The 27-year-old maid was allegedly attacked after she complained to her employment agency that she was being mistreated by her employer.
The news came as Secretary for Labour and Welfare Matthew Cheung Kin-chung revealed that Indonesian officials had responded "positively" to a suggestion that Jakarta grant low-interest loans to Indonesian maids working in Hong Kong. The loans would help domestic helpers pay fees owed to their recruitment agencies, debts which often inhibit maids from quitting working for abusive employers or from reporting abuse.
Cheung met officials at the Indonesian consulate after a number of recent abuse allegations involving Indonesian maids.
"Many foreign domestic helpers - especially Indonesian workers - already have a big sum of training and agency fees that they have to deal with before they start working," Cheung said.
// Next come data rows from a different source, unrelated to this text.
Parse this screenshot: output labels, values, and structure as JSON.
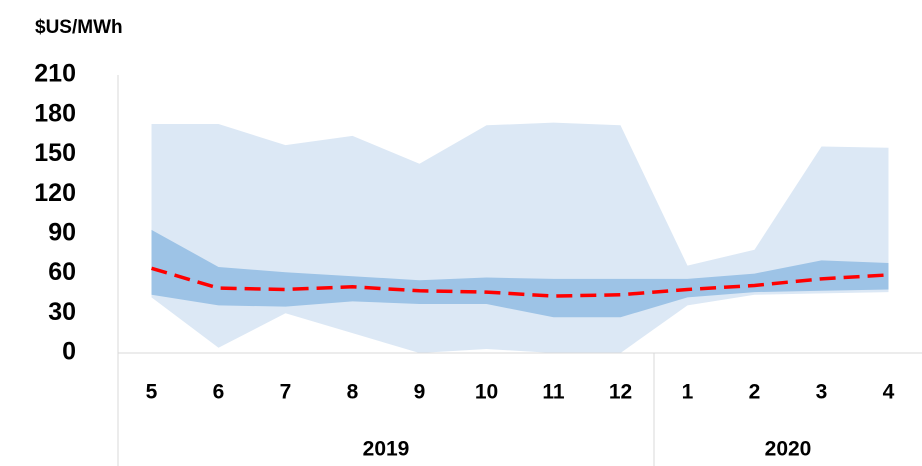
{
  "chart_data": {
    "type": "fan",
    "y_label": "$US/MWh",
    "categories": [
      "5",
      "6",
      "7",
      "8",
      "9",
      "10",
      "11",
      "12",
      "1",
      "2",
      "3",
      "4"
    ],
    "groups": [
      {
        "label": "2019",
        "span": 8
      },
      {
        "label": "2020",
        "span": 4
      }
    ],
    "bands": [
      {
        "color": "#dce8f5",
        "lower": [
          42,
          4,
          30,
          15,
          0,
          3,
          0,
          0,
          36,
          44,
          45,
          46
        ],
        "upper": [
          173,
          173,
          157,
          164,
          143,
          172,
          174,
          172,
          66,
          78,
          156,
          155
        ]
      },
      {
        "color": "#9dc3e6",
        "lower": [
          44,
          36,
          35,
          39,
          37,
          37,
          27,
          27,
          42,
          46,
          47,
          48
        ],
        "upper": [
          93,
          65,
          61,
          58,
          55,
          57,
          56,
          56,
          56,
          60,
          70,
          68
        ]
      }
    ],
    "series": [
      {
        "color": "#ff0000",
        "dashed": true,
        "values": [
          64,
          49,
          48,
          50,
          47,
          46,
          43,
          44,
          48,
          51,
          56,
          59
        ]
      }
    ],
    "ylim": [
      0,
      210
    ],
    "yticks": [
      0,
      30,
      60,
      90,
      120,
      150,
      180,
      210
    ],
    "grid": false
  }
}
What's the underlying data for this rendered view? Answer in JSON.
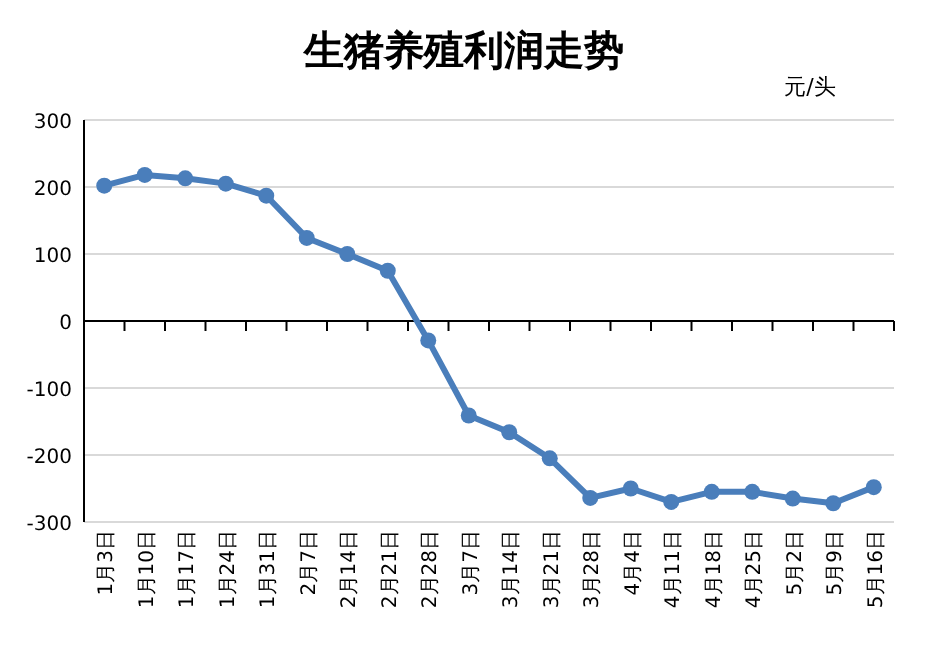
{
  "chart_data": {
    "type": "line",
    "title": "生猪养殖利润走势",
    "ylabel": "元/头",
    "categories": [
      "1月3日",
      "1月10日",
      "1月17日",
      "1月24日",
      "1月31日",
      "2月7日",
      "2月14日",
      "2月21日",
      "2月28日",
      "3月7日",
      "3月14日",
      "3月21日",
      "3月28日",
      "4月4日",
      "4月11日",
      "4月18日",
      "4月25日",
      "5月2日",
      "5月9日",
      "5月16日"
    ],
    "series": [
      {
        "color": "#4a7ebb",
        "values": [
          202,
          218,
          213,
          205,
          187,
          124,
          100,
          75,
          -29,
          -141,
          -166,
          -205,
          -264,
          -250,
          -270,
          -255,
          -255,
          -265,
          -272,
          -248
        ]
      }
    ],
    "ylim": [
      -300,
      300
    ],
    "yticks": [
      -300,
      -200,
      -100,
      0,
      100,
      200,
      300
    ],
    "grid": "y",
    "marker": "circle",
    "line_style": "solid"
  }
}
"Recently, I spoke to Indonesian officials about whether the Indonesian government can have sympathy for their people and provide them with a low-interest loan ... Their preliminary official response was positive."
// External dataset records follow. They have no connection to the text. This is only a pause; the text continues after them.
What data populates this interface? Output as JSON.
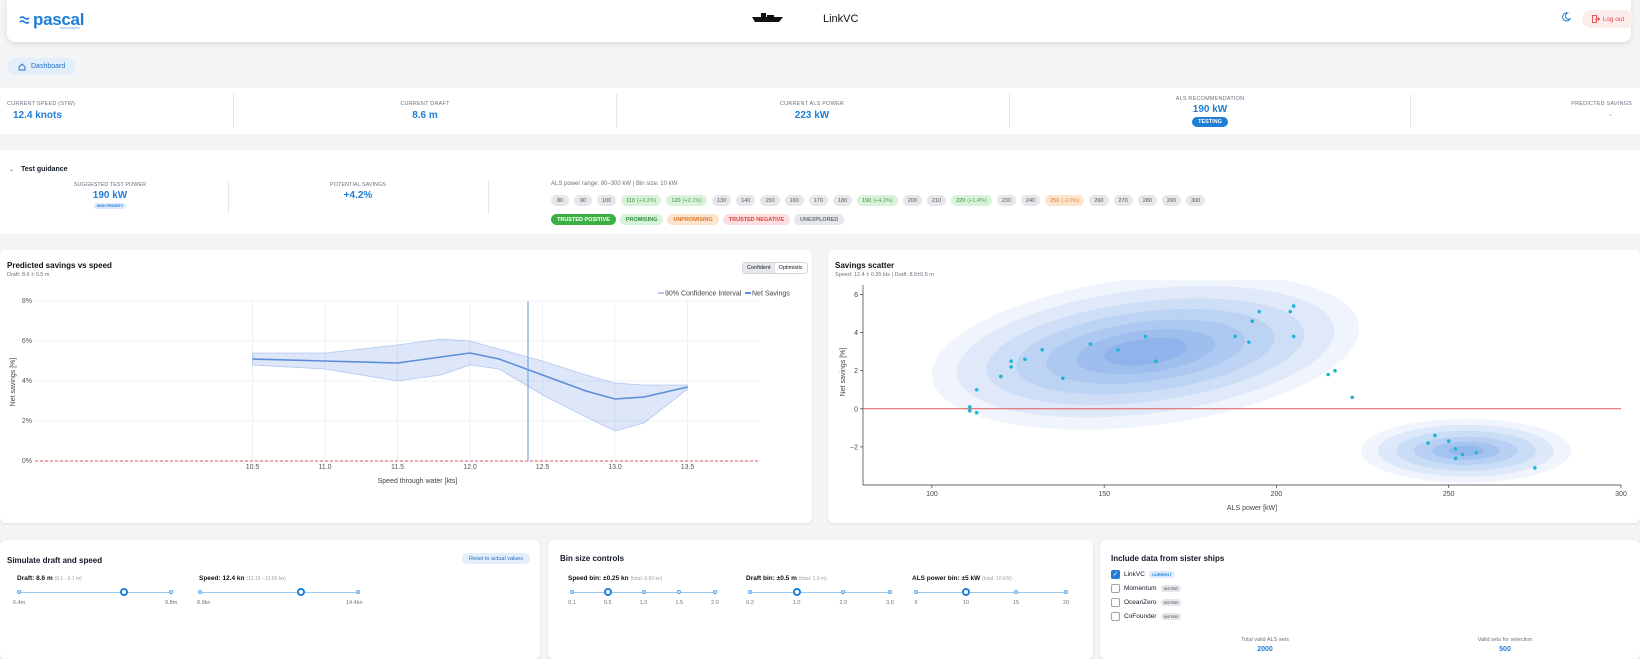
{
  "header": {
    "logo": "pascal",
    "logo_sub": "technologies",
    "vessel_name": "LinkVC",
    "logout_label": "Log out"
  },
  "breadcrumb": {
    "label": "Dashboard"
  },
  "metrics": {
    "speed": {
      "label": "CURRENT SPEED (STW)",
      "value": "12.4 knots"
    },
    "draft": {
      "label": "CURRENT DRAFT",
      "value": "8.6 m"
    },
    "als_power": {
      "label": "CURRENT ALS POWER",
      "value": "223 kW"
    },
    "recommendation": {
      "label": "ALS RECOMMENDATION",
      "value": "190 kW",
      "badge": "TESTING"
    },
    "predicted": {
      "label": "PREDICTED SAVINGS",
      "value": "-"
    }
  },
  "guidance": {
    "title": "Test guidance",
    "suggested_label": "SUGGESTED TEST POWER",
    "suggested_value": "190 kW",
    "priority": "HIGH PRIORITY",
    "potential_label": "POTENTIAL SAVINGS",
    "potential_value": "+4.2%",
    "range_text": "ALS power range: 80–300 kW | Bin size: 10 kW",
    "bins": [
      {
        "label": "80",
        "kind": ""
      },
      {
        "label": "90",
        "kind": ""
      },
      {
        "label": "100",
        "kind": ""
      },
      {
        "label": "110",
        "delta": "(+3.2%)",
        "kind": "g"
      },
      {
        "label": "120",
        "delta": "(+2.1%)",
        "kind": "g"
      },
      {
        "label": "130",
        "kind": ""
      },
      {
        "label": "140",
        "kind": ""
      },
      {
        "label": "150",
        "kind": ""
      },
      {
        "label": "160",
        "kind": ""
      },
      {
        "label": "170",
        "kind": ""
      },
      {
        "label": "180",
        "kind": ""
      },
      {
        "label": "190",
        "delta": "(+4.2%)",
        "kind": "g"
      },
      {
        "label": "200",
        "kind": ""
      },
      {
        "label": "210",
        "kind": ""
      },
      {
        "label": "220",
        "delta": "(+1.4%)",
        "kind": "g"
      },
      {
        "label": "230",
        "kind": ""
      },
      {
        "label": "240",
        "kind": ""
      },
      {
        "label": "250",
        "delta": "(-2.0%)",
        "kind": "o"
      },
      {
        "label": "260",
        "kind": ""
      },
      {
        "label": "270",
        "kind": ""
      },
      {
        "label": "280",
        "kind": ""
      },
      {
        "label": "290",
        "kind": ""
      },
      {
        "label": "300",
        "kind": ""
      }
    ],
    "legend": [
      {
        "label": "TRUSTED POSITIVE",
        "bg": "#3cb043",
        "fg": "#ffffff"
      },
      {
        "label": "PROMISING",
        "bg": "#d8f3d9",
        "fg": "#2e8b3a"
      },
      {
        "label": "UNPROMISING",
        "bg": "#fde4cd",
        "fg": "#d9772e"
      },
      {
        "label": "TRUSTED NEGATIVE",
        "bg": "#fddede",
        "fg": "#d94343"
      },
      {
        "label": "UNEXPLORED",
        "bg": "#e5e7eb",
        "fg": "#6b7280"
      }
    ]
  },
  "savings_chart": {
    "title": "Predicted savings vs speed",
    "subtitle": "Draft: 8.6 ± 0.5 m",
    "toggle": [
      "Confident",
      "Optimistic"
    ],
    "legend_ci": "90% Confidence Interval",
    "legend_net": "Net Savings"
  },
  "scatter_chart": {
    "title": "Savings scatter",
    "subtitle": "Speed: 12.4 ± 0.25 kts | Draft: 8.6±0.5 m"
  },
  "chart_data": [
    {
      "type": "line",
      "xlabel": "Speed through water [kts]",
      "ylabel": "Net savings [%]",
      "xlim": [
        10.5,
        13.5
      ],
      "ylim": [
        0,
        8
      ],
      "x_ticks": [
        "10.5",
        "11.0",
        "11.5",
        "12.0",
        "12.5",
        "13.0",
        "13.5"
      ],
      "y_ticks": [
        "0%",
        "2%",
        "4%",
        "6%",
        "8%"
      ],
      "current_speed": 12.4,
      "series": [
        {
          "name": "Net Savings",
          "x": [
            10.5,
            11.0,
            11.5,
            11.8,
            12.0,
            12.2,
            12.5,
            12.8,
            13.0,
            13.2,
            13.5
          ],
          "values": [
            5.1,
            5.0,
            4.9,
            5.2,
            5.4,
            5.1,
            4.3,
            3.5,
            3.1,
            3.2,
            3.7
          ]
        },
        {
          "name": "90% Confidence Interval",
          "x": [
            10.5,
            11.0,
            11.5,
            11.8,
            12.0,
            12.2,
            12.5,
            12.8,
            13.0,
            13.2,
            13.5
          ],
          "upper": [
            5.4,
            5.4,
            5.8,
            6.1,
            6.0,
            5.6,
            5.0,
            4.3,
            3.9,
            3.8,
            3.8
          ],
          "lower": [
            4.8,
            4.6,
            4.0,
            4.3,
            4.8,
            4.6,
            3.3,
            2.2,
            1.5,
            1.9,
            3.6
          ]
        }
      ]
    },
    {
      "type": "scatter",
      "xlabel": "ALS power [kW]",
      "ylabel": "Net savings [%]",
      "xlim": [
        80,
        300
      ],
      "ylim": [
        -4,
        6.5
      ],
      "x_ticks": [
        "100",
        "150",
        "200",
        "250",
        "300"
      ],
      "y_ticks": [
        "6",
        "4",
        "2",
        "0",
        "−2"
      ],
      "points": [
        [
          111,
          0.1
        ],
        [
          111,
          -0.1
        ],
        [
          113,
          1.0
        ],
        [
          113,
          -0.2
        ],
        [
          120,
          1.7
        ],
        [
          123,
          2.2
        ],
        [
          123,
          2.5
        ],
        [
          127,
          2.6
        ],
        [
          132,
          3.1
        ],
        [
          138,
          1.6
        ],
        [
          146,
          3.4
        ],
        [
          154,
          3.1
        ],
        [
          162,
          3.8
        ],
        [
          165,
          2.5
        ],
        [
          188,
          3.8
        ],
        [
          192,
          3.5
        ],
        [
          193,
          4.6
        ],
        [
          195,
          5.1
        ],
        [
          204,
          5.1
        ],
        [
          205,
          5.4
        ],
        [
          205,
          3.8
        ],
        [
          215,
          1.8
        ],
        [
          217,
          2.0
        ],
        [
          222,
          0.6
        ],
        [
          244,
          -1.8
        ],
        [
          246,
          -1.4
        ],
        [
          250,
          -1.7
        ],
        [
          252,
          -2.1
        ],
        [
          252,
          -2.6
        ],
        [
          254,
          -2.4
        ],
        [
          258,
          -2.3
        ],
        [
          275,
          -3.1
        ]
      ]
    }
  ],
  "simulate": {
    "title": "Simulate draft and speed",
    "reset_label": "Reset to actual values",
    "draft_label": "Draft: 8.6 m",
    "draft_range": "(8.1 - 9.1 m)",
    "draft_min": "6.4m",
    "draft_max": "9.8m",
    "draft_value": 0.69,
    "speed_label": "Speed: 12.4 kn",
    "speed_range": "(12.15 - 12.65 kn)",
    "speed_min": "8.9kn",
    "speed_max": "14.4kn",
    "speed_value": 0.64
  },
  "bins_controls": {
    "title": "Bin size controls",
    "speed": {
      "label": "Speed bin: ±0.25 kn",
      "total": "(total: 0.50 kn)",
      "ticks": [
        "0.1",
        "0.5",
        "1.0",
        "1.5",
        "2.0"
      ],
      "selected": 1
    },
    "draft": {
      "label": "Draft bin: ±0.5 m",
      "total": "(total: 1.0 m)",
      "ticks": [
        "0.2",
        "1.0",
        "2.0",
        "3.0"
      ],
      "selected": 1
    },
    "power": {
      "label": "ALS power bin: ±5 kW",
      "total": "(total: 10 kW)",
      "ticks": [
        "5",
        "10",
        "15",
        "20"
      ],
      "selected": 1
    }
  },
  "sister_ships": {
    "title": "Include data from sister ships",
    "ships": [
      {
        "name": "LinkVC",
        "tag": "CURRENT",
        "checked": true
      },
      {
        "name": "Momentum",
        "tag": "SISTER",
        "checked": false
      },
      {
        "name": "OceanZero",
        "tag": "SISTER",
        "checked": false
      },
      {
        "name": "CoFounder",
        "tag": "SISTER",
        "checked": false
      }
    ],
    "total_label": "Total valid ALS sets",
    "total_value": "2000",
    "valid_label": "Valid sets for selection",
    "valid_value": "500"
  },
  "colors": {
    "accent": "#1f7ed6",
    "zero_line": "#e05a5a"
  }
}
The debts that maids owe to recruitment agencies have inhibited them from quitting or reporting abuse, said Asian Migrants Co-ordinating Body spokeswoman Eni Lestari. They feared that if they lost their job they would not be able to pay the debt, and the agency might seek payment from their families at home.
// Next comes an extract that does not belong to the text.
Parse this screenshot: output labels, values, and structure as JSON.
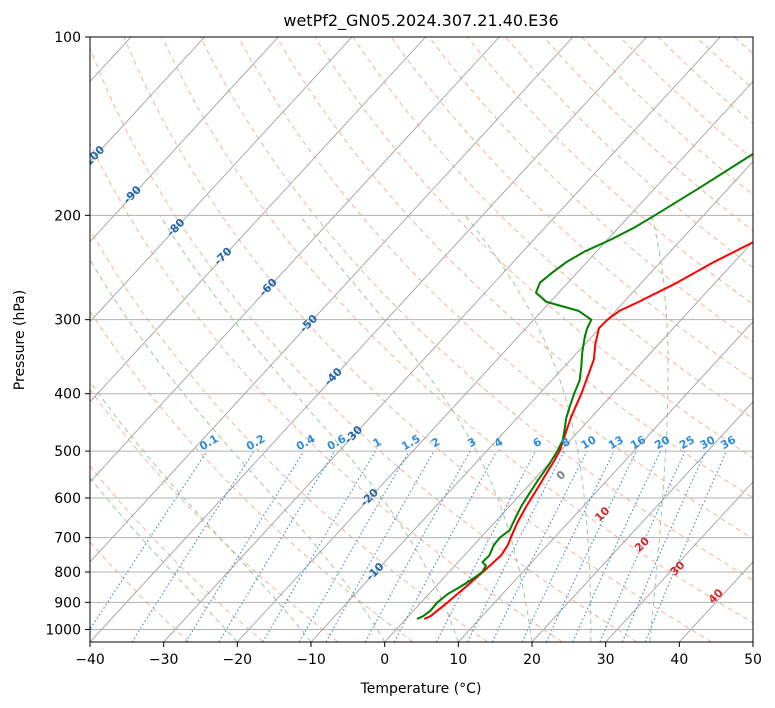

But Eni added that a loan would not help. Her group had been asking the Indonesian government to provide helpers with training, instead of allowing agencies to fill the gap.
When they start working in Hong Kong, the maids usually have to pay back about HK$2,600 a month to agencies in the first six months, she said. For those who are underpaid, it may mean having no wages for half a year.
Meanwhile, the Technic Employment Service Centre confirmed that the Bangladeshi maid allegedly abused by her employer had been registered with the agency since October.
"She came to our centre on Friday complaining that her hands were hurting from dryness and her employer wouldn't let her wear gloves," said Teresa Liu Tsui-lan, the centre's managing director. "We gave her some cream. She worked slowly as her hands hurt, and the employer shouted at her. [The employer] might have hit her after that.
"When she complained, we contacted the employer and asked her not to do that."
A translator who accompanied the maid said she was not seriously injured, Liu added. The employer, a retired mother of two, was released on bail last night. She had not been charged.
Hong Kong Employers of Overseas Domestic Helpers Association chairman Joseph Law Kwan-din said that the Indonesian consulate in Hong Kong only endorsed work contracts made through agencies, unlike the Philippines consulate which does not require agency involvement.
About 4,000 people, mostly foreign domestic helpers, staged a demonstration at the Indonesian consulate in Causeway Bay yesterday, urging it to let them sign contracts with employers without agency involvement.